Dropping his arm, he strides past me, murmuring, “That’s not your home.
Home is where your mailbox is.” He sets his laptop down on one of the desks, letting his fingers trail across the silver back as he continues toward his office.
“Mail will be here soon. Let’s get ready to do our rounds. ”
As every organ in my body gains twenty pounds, I force myself to regulate. To take in air. To practice character growth . Ceres would be proud of me for it. But I’m not seeking external validation…so…that doesn’t matter.
Yeah.
And Brian being upset right now matters , but it’s not something for me to fix . I can be here for him as a friend without needing to find a solution when there probably isn’t one.
I can bake him some flag-shaped cookies to go with dinner tonight, and I can let this weight go. Because it is not my job to handle the world’s problems while I have so many of my own.
Yeah.
Yeah…
Yep.
Easy.
“I don’t want to work on myself anymore,” I whisper, into the carpet, because I am lying facedown on the carpet, while on video call. “Ceres, do you have any problems I can work on instead?”
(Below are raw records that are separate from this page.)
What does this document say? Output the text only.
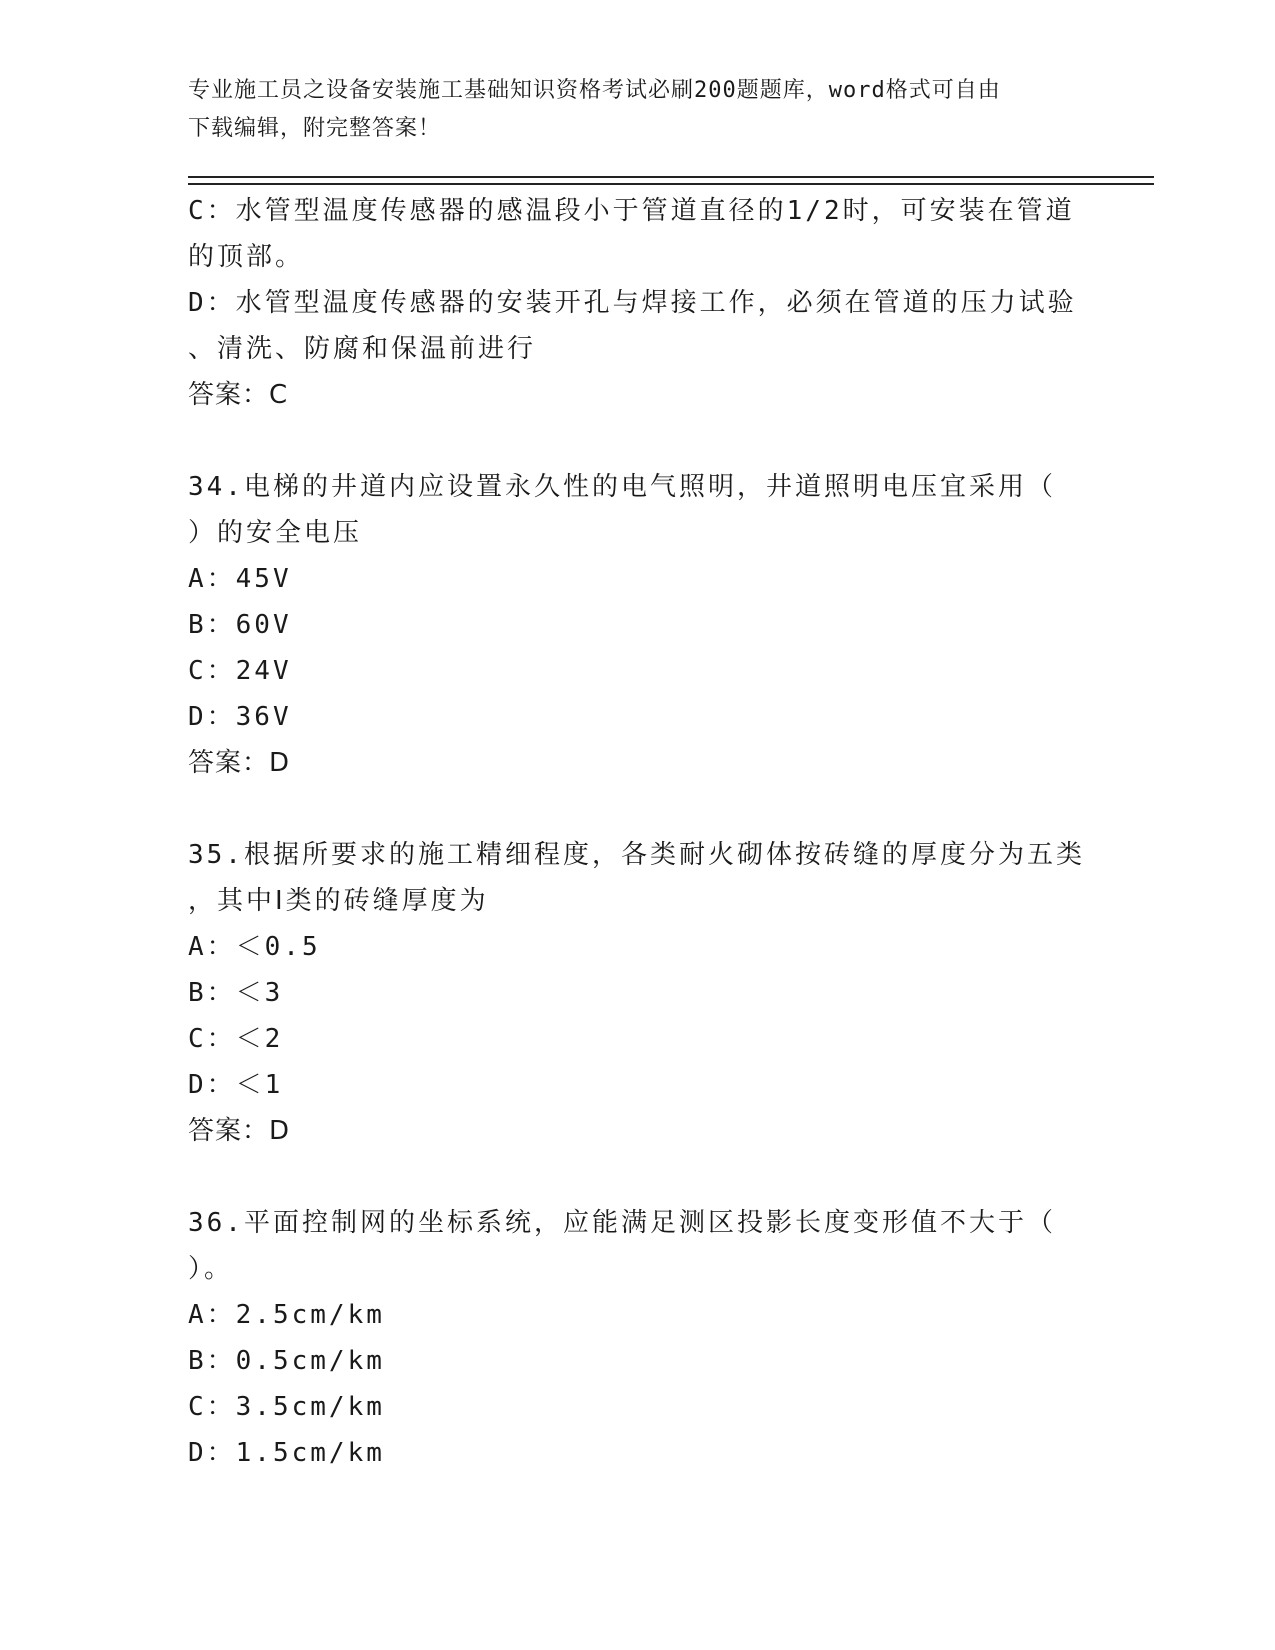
专业施工员之设备安装施工基础知识资格考试必刷200题题库，word格式可自由
下载编辑，附完整答案！
C：水管型温度传感器的感温段小于管道直径的1/2时，可安装在管道
的顶部。
D：水管型温度传感器的安装开孔与焊接工作，必须在管道的压力试验
、清洗、防腐和保温前进行
答案：C
34.电梯的井道内应设置永久性的电气照明，井道照明电压宜采用（
）的安全电压
A：45V
B：60V
C：24V
D：36V
答案：D
35.根据所要求的施工精细程度，各类耐火砌体按砖缝的厚度分为五类
，其中Ⅰ类的砖缝厚度为
A：＜0.5
B：＜3
C：＜2
D：＜1
答案：D
36.平面控制网的坐标系统，应能满足测区投影长度变形值不大于（
）。
A：2.5cm/km
B：0.5cm/km
C：3.5cm/km
D：1.5cm/km
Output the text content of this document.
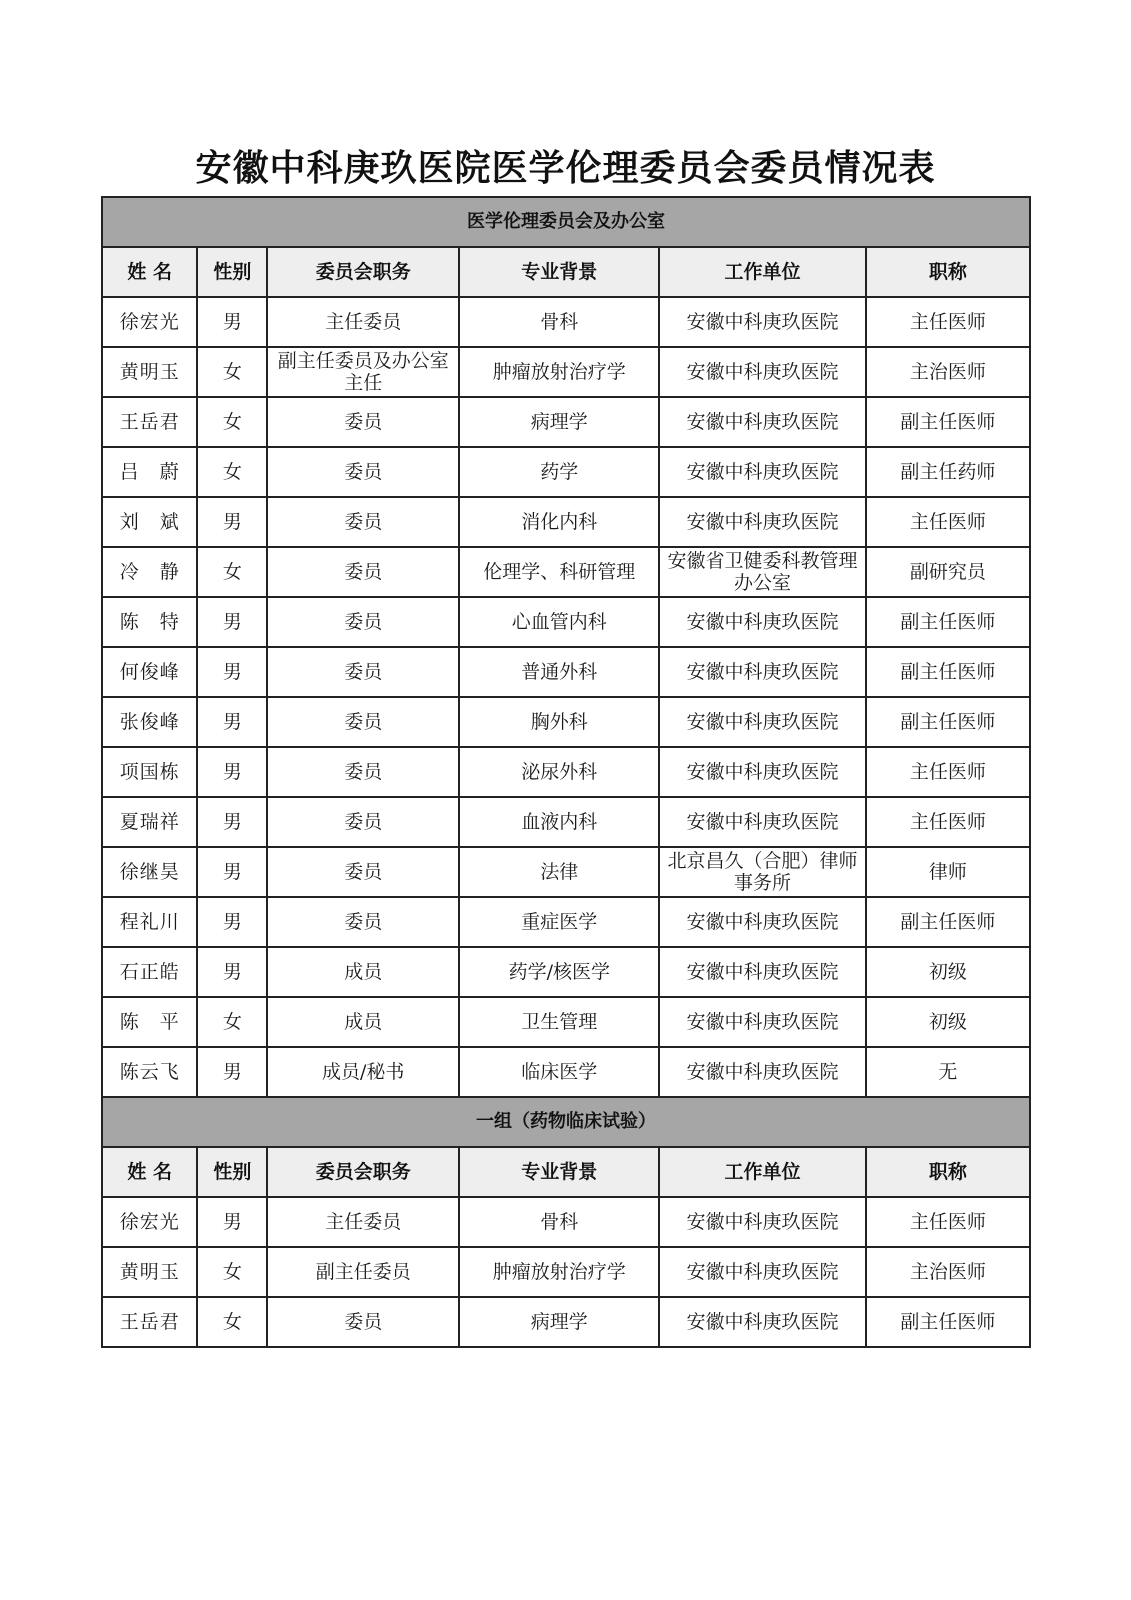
安徽中科庚玖医院医学伦理委员会委员情况表
医学伦理委员会及办公室					
姓 名	性别	委员会职务	专业背景	工作单位	职称
徐宏光	男	主任委员	骨科	安徽中科庚玖医院	主任医师
黄明玉	女	副主任委员及办公室主任	肿瘤放射治疗学	安徽中科庚玖医院	主治医师
王岳君	女	委员	病理学	安徽中科庚玖医院	副主任医师
吕　蔚	女	委员	药学	安徽中科庚玖医院	副主任药师
刘　斌	男	委员	消化内科	安徽中科庚玖医院	主任医师
冷　静	女	委员	伦理学、科研管理	安徽省卫健委科教管理办公室	副研究员
陈　特	男	委员	心血管内科	安徽中科庚玖医院	副主任医师
何俊峰	男	委员	普通外科	安徽中科庚玖医院	副主任医师
张俊峰	男	委员	胸外科	安徽中科庚玖医院	副主任医师
项国栋	男	委员	泌尿外科	安徽中科庚玖医院	主任医师
夏瑞祥	男	委员	血液内科	安徽中科庚玖医院	主任医师
徐继昊	男	委员	法律	北京昌久（合肥）律师事务所	律师
程礼川	男	委员	重症医学	安徽中科庚玖医院	副主任医师
石正皓	男	成员	药学/核医学	安徽中科庚玖医院	初级
陈　平	女	成员	卫生管理	安徽中科庚玖医院	初级
陈云飞	男	成员/秘书	临床医学	安徽中科庚玖医院	无
一组（药物临床试验）					
姓 名	性别	委员会职务	专业背景	工作单位	职称
徐宏光	男	主任委员	骨科	安徽中科庚玖医院	主任医师
黄明玉	女	副主任委员	肿瘤放射治疗学	安徽中科庚玖医院	主治医师
王岳君	女	委员	病理学	安徽中科庚玖医院	副主任医师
“Mars wants me to wear a veil at the wedding.”
I shift my nose out of the rug and look at my friend, who is—as always—sitting at her computer, working. Today, blessedly, it’s girlie time. No Mars on the couch behind her, throwing his cards at who knows what. “I do not understand the problem.”
“I do not want to wear a veil.” Her clicking fingers fly across her keyboard.
Sitting up, I lift the phone and scoot in—problem solver extraordinaire. “Have you communicated that to him?”
“Yes.”
I gasp, letting my eyes widen. “And he got upset? Is that why he’s not here today?”
Ceres arches a brow at me, then she says plainly, “No? He’s not here because it’s Tuesday.”
Tuesday? “Yes? And?”
“Tuesday is meeting day. He’s with Jove.”
Ah, yes, of course. How silly of me. Tuesday is always meeting day.
I know this. Just like I know the third Saturday of every month is shopping day.
Ceres spares very little information about herself, but what I have managed to glean during our beautiful three-year friendship, I cannot help but cling to.
As it stands, Ceres is the first person in my entire life who has both not grown to hate me and who I have been able to keep secret from my parents.
She lets me be me . And now she has a problem…
I think. I press, “So…he didn’t get upset when you told him you didn’t want to wear a veil for your wedding? ”
“Mars only gets upset at baddies. There’s no reason for him to ever be upset with me.” She smiles. “I’m a good girl.”
Uh-huh. “So, what’s the problem?”
Her attention flicks off her computer screen and finds me. “Oh, there isn’t one. I just said the first thing I could think of that resembled the most dissonance I have experienced in roughly three years.”